Makanan hangat kedua disajikan sore hari setelah apel dan istirahat tidur siang. Menunya berupa nasi dengan sayur kol atau sayur ala Hindia yang lezat serta daging giling atau daging panggang, ikan goreng, sosis kalengan, atau telur mata sapi atau telur rebus atau sejenisnya. Tentu saja tidak lupa disediakan sambal!
Kadang-kadang disediakan makanan ala Eropa seperti, sup kacang kapri atau sup kacang merah. Sebagai hidangan penutupnya disediakan buah-buahan. Para prajurit yang bertugas di Aceh lebih beruntung karena mereka sering mendapat pudding coklat dan makanan lezat lainnya sebagai hidangan penutup.

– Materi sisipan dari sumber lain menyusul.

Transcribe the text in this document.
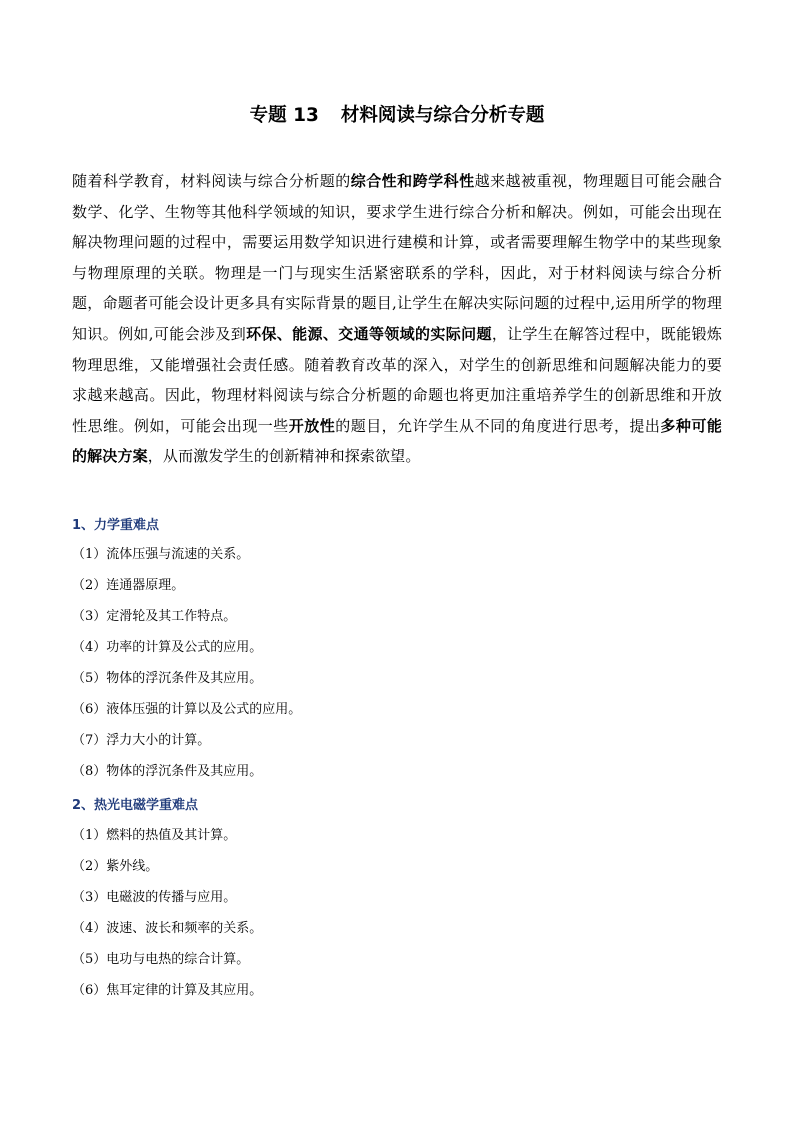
专题 13 材料阅读与综合分析专题

随着科学教育，材料阅读与综合分析题的综合性和跨学科性越来越被重视，物理题目可能会融合数学、化学、生物等其他科学领域的知识，要求学生进行综合分析和解决。例如，可能会出现在解决物理问题的过程中，需要运用数学知识进行建模和计算，或者需要理解生物学中的某些现象与物理原理的关联。物理是一门与现实生活紧密联系的学科，因此，对于材料阅读与综合分析题，命题者可能会设计更多具有实际背景的题目,让学生在解决实际问题的过程中,运用所学的物理知识。例如,可能会涉及到环保、能源、交通等领域的实际问题，让学生在解答过程中，既能锻炼物理思维，又能增强社会责任感。随着教育改革的深入，对学生的创新思维和问题解决能力的要求越来越高。因此，物理材料阅读与综合分析题的命题也将更加注重培养学生的创新思维和开放性思维。例如，可能会出现一些开放性的题目，允许学生从不同的角度进行思考，提出多种可能的解决方案，从而激发学生的创新精神和探索欲望。

1、力学重难点
（1）流体压强与流速的关系。
（2）连通器原理。
（3）定滑轮及其工作特点。
（4）功率的计算及公式的应用。
（5）物体的浮沉条件及其应用。
（6）液体压强的计算以及公式的应用。
（7）浮力大小的计算。
（8）物体的浮沉条件及其应用。
2、热光电磁学重难点
（1）燃料的热值及其计算。
（2）紫外线。
（3）电磁波的传播与应用。
（4）波速、波长和频率的关系。
（5）电功与电热的综合计算。
（6）焦耳定律的计算及其应用。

Meskipun pada awalnya kebanyakan prajurit Belanda lebih menyukai kentang karena sudah terbiasa di negerinya, tapi di sini mereka harus makan nasi. Banyak prajurit menggerutu dengan kebiasaan makan nasi dua kali sehari ini, namun ketika tugas mereka sudah selesai dan kembali ke negeri Belanda, seringkali mereka merindukan kebiasaan makan sehat dengan menu nasi.
Sesungguhnya memang ransum pasukan di Hindia Belanda luar biasa dan lebih baik dari ransum di tangsi-tangsi militer di Belanda.
Tiap companie skuadron memiliki dapur sendiri yang dipimpin oleh seorang kepala dapur dan pembantu juru masak. Kapten dan komandan kavaleri dengan para perwira setiap minggu mengawasi dan bertanggung jawab. Urusan belanja dilakukan secara bergantian dan masing-masing bertugas untuk ikut mengawasi.
Kerajaan Belanda menyediakan beras, daging, roti, kopi dan teh yang boleh diambil suka-suka, sedangkan lauk pauk sebagian kecil dibebankan pada gaji prajurit.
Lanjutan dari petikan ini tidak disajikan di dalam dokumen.